With the governor's signature, educators will see $1,700 raises and a 2.5 percent bump in per-pupil spending. Late Wednesday, the Senate also approved another $25 million for teacher compensation, and the House concurred.
Of that $25 million, $5 million would go toward paying for $1,000 signing bonuses for new teachers, and $20 million would go toward performance-based pay programs designed by school districts. The Senate originally had hoped to put $1 million of that money toward incentives for teachers seeking American Board Distinguished Teacher certification, but instead decided to refer that idea to interim study after the House opposed that part of the bill.
Though lawmakers approved far fewer education programs than they had hoped, several measures won big. Legislators worked to help schools retain and recruit hard-to-find math and science teachers with $11.5 million to fund two new programs that would pay those instructors more through raises and by extending the school year.
Other winners included a program that would get $15.8 million to hire more art and music teachers.
A large chunk of money, $5 million, would help extend a program aimed at assisting students and their families learning English.

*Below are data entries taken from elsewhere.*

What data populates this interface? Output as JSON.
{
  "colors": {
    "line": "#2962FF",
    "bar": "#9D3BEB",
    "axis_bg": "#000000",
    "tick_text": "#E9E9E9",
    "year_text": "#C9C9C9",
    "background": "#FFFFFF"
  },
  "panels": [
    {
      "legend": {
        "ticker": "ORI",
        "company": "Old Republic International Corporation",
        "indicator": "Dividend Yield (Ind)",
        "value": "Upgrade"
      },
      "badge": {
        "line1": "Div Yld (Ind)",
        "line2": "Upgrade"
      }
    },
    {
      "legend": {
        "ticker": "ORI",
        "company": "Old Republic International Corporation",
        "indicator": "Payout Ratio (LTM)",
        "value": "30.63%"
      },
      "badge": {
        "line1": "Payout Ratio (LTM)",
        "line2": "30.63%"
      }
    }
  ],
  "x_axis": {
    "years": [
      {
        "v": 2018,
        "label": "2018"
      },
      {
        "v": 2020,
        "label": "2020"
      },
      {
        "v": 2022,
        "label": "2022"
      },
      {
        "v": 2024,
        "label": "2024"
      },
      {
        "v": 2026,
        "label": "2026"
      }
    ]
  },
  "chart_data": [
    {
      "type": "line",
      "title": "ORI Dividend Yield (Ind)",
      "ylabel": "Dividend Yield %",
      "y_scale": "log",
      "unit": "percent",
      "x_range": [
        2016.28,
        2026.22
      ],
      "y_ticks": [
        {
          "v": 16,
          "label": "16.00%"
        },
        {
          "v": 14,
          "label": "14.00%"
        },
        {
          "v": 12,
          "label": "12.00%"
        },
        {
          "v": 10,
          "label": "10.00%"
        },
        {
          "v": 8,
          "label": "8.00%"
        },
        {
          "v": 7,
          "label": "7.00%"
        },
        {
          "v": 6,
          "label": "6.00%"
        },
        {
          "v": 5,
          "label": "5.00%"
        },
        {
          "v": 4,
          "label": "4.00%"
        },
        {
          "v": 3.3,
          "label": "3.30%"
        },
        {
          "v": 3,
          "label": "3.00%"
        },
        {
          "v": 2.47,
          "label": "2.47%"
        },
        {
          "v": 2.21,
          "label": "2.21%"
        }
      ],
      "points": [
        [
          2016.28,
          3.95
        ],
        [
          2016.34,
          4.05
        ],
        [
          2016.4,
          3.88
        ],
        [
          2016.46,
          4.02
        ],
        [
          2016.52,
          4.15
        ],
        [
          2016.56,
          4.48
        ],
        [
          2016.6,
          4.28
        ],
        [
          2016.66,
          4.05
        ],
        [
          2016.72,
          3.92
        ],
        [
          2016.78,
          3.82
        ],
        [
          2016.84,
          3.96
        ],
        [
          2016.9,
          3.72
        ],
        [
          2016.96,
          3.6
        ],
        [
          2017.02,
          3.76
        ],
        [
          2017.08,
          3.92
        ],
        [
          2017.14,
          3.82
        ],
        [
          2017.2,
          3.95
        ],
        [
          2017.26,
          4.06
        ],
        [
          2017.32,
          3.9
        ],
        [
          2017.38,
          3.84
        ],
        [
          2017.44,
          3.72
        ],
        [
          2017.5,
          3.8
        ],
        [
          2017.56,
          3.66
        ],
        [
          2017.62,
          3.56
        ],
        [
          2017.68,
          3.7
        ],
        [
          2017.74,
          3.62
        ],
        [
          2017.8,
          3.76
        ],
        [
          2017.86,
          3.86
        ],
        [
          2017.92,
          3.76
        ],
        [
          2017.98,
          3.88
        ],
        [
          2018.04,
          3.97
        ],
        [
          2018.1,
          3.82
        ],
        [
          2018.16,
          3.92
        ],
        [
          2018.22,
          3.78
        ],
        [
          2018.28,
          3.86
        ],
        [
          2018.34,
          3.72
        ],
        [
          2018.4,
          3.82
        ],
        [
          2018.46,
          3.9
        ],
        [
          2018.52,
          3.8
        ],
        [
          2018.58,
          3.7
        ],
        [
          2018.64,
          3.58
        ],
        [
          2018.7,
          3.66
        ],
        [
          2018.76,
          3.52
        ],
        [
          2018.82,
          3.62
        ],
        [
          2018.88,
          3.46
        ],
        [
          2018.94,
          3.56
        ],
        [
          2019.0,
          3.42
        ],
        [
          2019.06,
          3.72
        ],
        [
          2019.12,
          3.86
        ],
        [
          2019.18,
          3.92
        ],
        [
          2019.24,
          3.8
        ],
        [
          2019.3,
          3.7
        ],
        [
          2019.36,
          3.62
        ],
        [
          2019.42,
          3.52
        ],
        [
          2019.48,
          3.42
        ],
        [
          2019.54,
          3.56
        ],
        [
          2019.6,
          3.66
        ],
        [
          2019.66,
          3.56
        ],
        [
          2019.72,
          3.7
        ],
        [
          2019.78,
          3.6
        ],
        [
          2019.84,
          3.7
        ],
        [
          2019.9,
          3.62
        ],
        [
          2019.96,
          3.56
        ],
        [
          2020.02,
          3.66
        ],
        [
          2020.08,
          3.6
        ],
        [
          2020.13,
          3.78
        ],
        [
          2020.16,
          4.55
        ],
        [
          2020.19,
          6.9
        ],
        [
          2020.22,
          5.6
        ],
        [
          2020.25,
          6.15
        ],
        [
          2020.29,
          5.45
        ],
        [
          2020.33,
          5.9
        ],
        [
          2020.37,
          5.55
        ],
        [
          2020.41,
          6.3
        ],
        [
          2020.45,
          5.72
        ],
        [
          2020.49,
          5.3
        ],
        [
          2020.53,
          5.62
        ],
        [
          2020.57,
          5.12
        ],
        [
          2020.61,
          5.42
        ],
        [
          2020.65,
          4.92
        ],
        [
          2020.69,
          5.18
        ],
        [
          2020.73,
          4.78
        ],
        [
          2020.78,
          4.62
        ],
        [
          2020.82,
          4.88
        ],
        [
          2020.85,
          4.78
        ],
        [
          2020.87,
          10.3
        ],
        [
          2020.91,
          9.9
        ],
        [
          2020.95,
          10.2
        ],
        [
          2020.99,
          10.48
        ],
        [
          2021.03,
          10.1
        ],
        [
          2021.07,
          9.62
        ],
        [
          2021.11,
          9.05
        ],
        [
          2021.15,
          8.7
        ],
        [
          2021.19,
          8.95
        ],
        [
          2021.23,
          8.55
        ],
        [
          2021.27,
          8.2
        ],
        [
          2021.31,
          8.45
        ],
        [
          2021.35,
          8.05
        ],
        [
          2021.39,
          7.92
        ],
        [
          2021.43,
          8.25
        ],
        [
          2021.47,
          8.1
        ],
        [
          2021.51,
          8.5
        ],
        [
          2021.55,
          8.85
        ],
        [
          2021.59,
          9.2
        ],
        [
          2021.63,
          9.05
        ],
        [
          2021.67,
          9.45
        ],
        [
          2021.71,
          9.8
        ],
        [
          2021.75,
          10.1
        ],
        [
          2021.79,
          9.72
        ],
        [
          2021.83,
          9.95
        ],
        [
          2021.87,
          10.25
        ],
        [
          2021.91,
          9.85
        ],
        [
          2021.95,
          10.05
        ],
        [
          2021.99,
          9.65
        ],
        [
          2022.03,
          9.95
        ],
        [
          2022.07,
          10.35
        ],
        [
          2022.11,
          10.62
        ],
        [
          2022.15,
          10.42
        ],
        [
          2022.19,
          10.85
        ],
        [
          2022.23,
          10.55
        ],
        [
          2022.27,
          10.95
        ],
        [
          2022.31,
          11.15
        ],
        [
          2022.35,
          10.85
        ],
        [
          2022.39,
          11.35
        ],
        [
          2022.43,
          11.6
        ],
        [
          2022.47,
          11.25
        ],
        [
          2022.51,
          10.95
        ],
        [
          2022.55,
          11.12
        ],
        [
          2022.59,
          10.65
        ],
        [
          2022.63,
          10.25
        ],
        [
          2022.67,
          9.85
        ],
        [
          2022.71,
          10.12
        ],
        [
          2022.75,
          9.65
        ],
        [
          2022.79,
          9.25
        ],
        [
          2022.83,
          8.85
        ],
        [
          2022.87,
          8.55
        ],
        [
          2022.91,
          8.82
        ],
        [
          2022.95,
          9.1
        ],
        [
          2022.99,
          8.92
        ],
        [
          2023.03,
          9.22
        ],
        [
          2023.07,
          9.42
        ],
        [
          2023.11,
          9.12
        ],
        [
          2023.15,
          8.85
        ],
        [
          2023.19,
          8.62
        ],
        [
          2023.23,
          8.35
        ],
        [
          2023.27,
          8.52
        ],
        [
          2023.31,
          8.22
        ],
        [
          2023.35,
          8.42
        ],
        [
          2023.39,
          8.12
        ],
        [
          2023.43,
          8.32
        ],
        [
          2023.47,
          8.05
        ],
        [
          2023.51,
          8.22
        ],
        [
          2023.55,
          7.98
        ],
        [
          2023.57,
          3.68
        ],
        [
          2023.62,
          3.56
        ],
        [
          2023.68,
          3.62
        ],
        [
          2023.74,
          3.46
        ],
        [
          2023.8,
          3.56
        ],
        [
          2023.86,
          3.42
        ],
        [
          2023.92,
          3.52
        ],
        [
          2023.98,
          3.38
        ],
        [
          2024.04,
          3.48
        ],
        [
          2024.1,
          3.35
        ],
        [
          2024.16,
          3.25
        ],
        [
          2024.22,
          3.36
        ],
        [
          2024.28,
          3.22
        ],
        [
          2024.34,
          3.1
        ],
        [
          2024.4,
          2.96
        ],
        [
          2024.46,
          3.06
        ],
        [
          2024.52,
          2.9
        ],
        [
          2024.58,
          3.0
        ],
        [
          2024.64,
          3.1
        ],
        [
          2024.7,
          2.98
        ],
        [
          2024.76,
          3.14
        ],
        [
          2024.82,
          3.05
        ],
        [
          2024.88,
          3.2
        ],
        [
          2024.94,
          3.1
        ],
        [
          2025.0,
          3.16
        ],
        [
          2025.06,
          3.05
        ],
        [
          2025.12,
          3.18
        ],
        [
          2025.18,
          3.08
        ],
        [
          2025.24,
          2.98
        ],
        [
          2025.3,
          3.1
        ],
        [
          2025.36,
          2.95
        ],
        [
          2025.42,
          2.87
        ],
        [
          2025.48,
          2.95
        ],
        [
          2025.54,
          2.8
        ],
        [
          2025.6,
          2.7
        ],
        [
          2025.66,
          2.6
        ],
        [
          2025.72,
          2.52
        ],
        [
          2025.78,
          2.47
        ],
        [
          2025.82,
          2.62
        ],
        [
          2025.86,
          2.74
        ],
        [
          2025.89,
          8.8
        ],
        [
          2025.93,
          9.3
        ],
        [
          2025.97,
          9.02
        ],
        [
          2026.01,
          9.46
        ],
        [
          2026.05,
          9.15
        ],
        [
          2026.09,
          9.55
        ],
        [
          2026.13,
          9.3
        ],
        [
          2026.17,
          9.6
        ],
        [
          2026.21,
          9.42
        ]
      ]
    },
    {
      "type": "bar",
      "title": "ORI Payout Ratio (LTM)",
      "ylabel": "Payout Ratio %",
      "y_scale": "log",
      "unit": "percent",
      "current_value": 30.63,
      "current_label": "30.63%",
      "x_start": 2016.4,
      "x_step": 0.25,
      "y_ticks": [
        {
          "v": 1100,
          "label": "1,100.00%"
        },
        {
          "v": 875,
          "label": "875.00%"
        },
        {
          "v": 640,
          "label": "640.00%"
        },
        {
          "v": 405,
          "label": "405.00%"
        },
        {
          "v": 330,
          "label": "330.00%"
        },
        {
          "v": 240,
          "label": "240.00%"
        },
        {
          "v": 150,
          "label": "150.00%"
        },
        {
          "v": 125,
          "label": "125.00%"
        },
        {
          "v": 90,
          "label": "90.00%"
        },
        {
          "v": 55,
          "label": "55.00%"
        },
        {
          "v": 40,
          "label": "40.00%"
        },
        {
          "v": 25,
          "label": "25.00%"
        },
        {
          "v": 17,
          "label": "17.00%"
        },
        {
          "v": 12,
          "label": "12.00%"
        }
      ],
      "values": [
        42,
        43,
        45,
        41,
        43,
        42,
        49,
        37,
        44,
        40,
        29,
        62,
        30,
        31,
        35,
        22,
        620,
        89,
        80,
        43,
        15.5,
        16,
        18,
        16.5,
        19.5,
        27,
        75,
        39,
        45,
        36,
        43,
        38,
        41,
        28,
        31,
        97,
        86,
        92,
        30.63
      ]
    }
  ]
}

An at-home software pilot program for preschoolers would get $3.5 million.
"Given that the [revenue] numbers had to be recast," Gov. Jon Huntsman Jr. said, "I think we can still stand very tall with the overall education package, which is very consistent with the last three years running."
But many programs and ideas lost out.
Though lawmakers boosted the overall amount for class-size reduction, they declined to add other money for a class-size-reduction program aimed specifically at students in grades K-3. Utah Education Association President Kim Campbell said money lawmakers spent on new programs should have gone toward taxpayer priorities such as lower class sizes.
Legislators also acted to better equalize funding for school construction. They passed a bill that would distribute $15 million to districts statewide.
However, Murray, Salt Lake, Granite and the two school districts that will result from the Jordan split will pool part of their property-tax revenue for redistribution throughout Salt Lake County. Jordan-west stands to gain about $12 million but the other four districts will lose millions.